The IOC had released a memo annulling any form of silent protest including taking a knee, raising a fist or wearing apparel that says Black Lives Matter. The committee says athletes will face punishments if they break the rules.
It also said it will allow words like “peace,” “respect,” “solidarity,” “inclusion” and “equality” to be worn on athlete apparel.
Athletes of different sports around the world have been donning the BLM phrase on t-shirts, arm bands and other pieces of clothing before, during or after matches and games.
Some, particularly in America, have also been taking a knee during the national anthem to protest against police brutality.
According to an IOC commissioned research around the Rule 50, 70% of athletes polled do not think it’s appropriate to demonstrate during competition, and 67% said it’s not appropriate either on the medal stand.
“The aim of Rule 50 is to ensure that each and every athlete can experience the Olympic Games without any divisive disruption,” the IOC’s website says.
Color of Change, one of the leading racial justice organizations, voiced their condemnation around the IOC’s decision.

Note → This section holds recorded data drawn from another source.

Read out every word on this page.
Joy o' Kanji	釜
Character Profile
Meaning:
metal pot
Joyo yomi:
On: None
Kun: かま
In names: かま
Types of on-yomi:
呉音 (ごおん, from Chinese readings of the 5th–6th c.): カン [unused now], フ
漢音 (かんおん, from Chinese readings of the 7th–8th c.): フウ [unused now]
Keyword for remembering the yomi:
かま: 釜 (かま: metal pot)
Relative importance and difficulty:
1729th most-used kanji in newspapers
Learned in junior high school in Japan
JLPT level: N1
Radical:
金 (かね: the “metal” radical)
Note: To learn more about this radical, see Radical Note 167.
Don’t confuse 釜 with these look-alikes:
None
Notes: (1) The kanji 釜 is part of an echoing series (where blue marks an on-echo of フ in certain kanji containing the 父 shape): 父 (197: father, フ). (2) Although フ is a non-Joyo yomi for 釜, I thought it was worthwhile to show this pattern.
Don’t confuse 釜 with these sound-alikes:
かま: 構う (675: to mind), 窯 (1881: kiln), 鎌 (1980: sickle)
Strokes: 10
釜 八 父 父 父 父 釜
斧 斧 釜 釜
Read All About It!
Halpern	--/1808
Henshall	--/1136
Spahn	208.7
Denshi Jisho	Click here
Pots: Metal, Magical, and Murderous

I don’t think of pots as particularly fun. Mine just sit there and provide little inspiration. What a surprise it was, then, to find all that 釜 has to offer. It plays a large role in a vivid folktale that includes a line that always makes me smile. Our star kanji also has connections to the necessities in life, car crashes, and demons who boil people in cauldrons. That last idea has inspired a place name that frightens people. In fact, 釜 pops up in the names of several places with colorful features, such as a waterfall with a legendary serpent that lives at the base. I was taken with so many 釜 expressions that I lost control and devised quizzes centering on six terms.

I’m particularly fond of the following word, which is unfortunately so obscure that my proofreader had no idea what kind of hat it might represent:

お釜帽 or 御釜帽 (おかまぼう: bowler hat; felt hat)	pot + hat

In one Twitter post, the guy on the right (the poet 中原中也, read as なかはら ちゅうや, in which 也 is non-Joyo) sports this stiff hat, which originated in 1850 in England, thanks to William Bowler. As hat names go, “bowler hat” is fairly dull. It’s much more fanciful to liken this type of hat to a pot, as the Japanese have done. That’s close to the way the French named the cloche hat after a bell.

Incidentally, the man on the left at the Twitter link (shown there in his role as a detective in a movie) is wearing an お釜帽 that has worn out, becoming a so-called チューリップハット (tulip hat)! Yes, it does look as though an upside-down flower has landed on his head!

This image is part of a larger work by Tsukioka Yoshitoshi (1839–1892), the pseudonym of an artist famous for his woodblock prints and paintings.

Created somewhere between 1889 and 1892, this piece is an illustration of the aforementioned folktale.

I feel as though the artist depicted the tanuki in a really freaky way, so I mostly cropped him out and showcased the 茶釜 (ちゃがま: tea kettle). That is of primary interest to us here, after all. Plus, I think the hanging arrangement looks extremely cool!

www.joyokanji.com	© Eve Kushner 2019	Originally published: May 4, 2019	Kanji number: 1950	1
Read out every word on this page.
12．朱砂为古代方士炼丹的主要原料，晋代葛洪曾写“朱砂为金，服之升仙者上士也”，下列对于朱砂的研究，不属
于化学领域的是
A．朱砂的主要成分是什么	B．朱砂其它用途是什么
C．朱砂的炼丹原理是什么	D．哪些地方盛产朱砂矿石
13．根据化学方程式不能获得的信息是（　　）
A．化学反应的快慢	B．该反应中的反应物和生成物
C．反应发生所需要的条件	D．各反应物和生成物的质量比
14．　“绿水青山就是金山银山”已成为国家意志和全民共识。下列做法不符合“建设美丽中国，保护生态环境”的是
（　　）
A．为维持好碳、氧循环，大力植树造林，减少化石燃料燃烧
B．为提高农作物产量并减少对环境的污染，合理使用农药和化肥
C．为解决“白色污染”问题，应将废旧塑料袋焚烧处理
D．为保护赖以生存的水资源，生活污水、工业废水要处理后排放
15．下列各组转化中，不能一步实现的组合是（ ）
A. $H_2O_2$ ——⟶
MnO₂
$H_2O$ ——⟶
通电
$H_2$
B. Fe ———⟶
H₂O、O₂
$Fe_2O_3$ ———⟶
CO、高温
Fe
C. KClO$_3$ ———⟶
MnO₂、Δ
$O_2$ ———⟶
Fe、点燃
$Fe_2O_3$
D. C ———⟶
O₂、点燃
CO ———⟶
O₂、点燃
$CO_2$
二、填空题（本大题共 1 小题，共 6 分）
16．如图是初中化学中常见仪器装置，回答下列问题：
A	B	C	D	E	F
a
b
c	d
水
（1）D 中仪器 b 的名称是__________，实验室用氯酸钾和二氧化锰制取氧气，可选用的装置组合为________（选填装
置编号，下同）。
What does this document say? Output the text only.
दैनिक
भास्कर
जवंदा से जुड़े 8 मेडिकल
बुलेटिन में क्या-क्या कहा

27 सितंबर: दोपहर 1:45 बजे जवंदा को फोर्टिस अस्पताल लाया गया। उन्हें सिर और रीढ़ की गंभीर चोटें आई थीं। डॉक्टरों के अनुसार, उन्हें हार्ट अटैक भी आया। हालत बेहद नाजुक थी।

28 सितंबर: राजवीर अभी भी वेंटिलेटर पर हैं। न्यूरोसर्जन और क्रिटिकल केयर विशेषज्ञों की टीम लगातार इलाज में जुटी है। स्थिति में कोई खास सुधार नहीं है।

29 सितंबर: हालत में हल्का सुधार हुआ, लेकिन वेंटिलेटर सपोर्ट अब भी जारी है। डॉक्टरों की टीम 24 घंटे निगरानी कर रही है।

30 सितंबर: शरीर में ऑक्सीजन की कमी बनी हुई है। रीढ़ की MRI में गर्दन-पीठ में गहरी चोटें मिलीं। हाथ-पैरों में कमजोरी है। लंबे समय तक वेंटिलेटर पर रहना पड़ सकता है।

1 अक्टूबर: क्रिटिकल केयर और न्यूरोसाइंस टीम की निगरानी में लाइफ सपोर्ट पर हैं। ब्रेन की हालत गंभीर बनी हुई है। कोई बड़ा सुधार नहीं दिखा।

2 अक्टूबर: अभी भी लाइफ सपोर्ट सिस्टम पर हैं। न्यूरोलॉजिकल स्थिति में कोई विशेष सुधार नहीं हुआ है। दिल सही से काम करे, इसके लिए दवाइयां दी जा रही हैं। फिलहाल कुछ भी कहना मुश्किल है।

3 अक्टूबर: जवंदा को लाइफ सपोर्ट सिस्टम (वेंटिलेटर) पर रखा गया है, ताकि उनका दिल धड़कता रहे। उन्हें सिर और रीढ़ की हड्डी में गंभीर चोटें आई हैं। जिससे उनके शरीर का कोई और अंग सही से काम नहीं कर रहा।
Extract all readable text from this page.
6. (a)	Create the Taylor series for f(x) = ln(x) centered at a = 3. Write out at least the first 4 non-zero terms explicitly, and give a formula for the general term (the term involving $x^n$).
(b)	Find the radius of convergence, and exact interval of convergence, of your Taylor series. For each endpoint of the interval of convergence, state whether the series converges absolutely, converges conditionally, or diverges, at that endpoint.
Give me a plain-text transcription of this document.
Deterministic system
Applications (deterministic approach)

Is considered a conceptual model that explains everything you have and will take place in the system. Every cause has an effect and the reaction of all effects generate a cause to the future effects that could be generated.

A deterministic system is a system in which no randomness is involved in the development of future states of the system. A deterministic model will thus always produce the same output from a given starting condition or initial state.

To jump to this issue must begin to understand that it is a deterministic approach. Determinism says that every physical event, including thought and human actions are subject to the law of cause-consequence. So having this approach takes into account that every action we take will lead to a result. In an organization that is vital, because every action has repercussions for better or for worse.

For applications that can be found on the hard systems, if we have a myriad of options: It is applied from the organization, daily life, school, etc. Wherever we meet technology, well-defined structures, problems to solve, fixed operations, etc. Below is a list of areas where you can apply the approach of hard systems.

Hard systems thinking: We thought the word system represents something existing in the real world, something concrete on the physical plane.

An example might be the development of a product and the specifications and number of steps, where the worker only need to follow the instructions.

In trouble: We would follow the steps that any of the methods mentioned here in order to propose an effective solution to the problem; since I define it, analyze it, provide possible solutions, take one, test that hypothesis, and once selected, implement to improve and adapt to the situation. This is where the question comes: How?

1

“The International Olympic Committee (IOC) just implemented an oppressive policy to silence the free expression of Black athletes during the Summer Olympics,” the group said in a statement. “The policy bans athletes from kneeling, raising their fists, or wearing signs or symbolic armbands. At a time of heightened political awareness and the threat of a world war, athletes who take a stand for justice are being told to “shut up and play.”
“There is no real peace in the absence of justice and there is no victory when individuals are silenced.”
The IOC has not clearly outlined the disciplinary actions awaiting erring athletes. However, several legal support groups like The World Players Association have promised help for athletes who decide protest injustice in one form or another.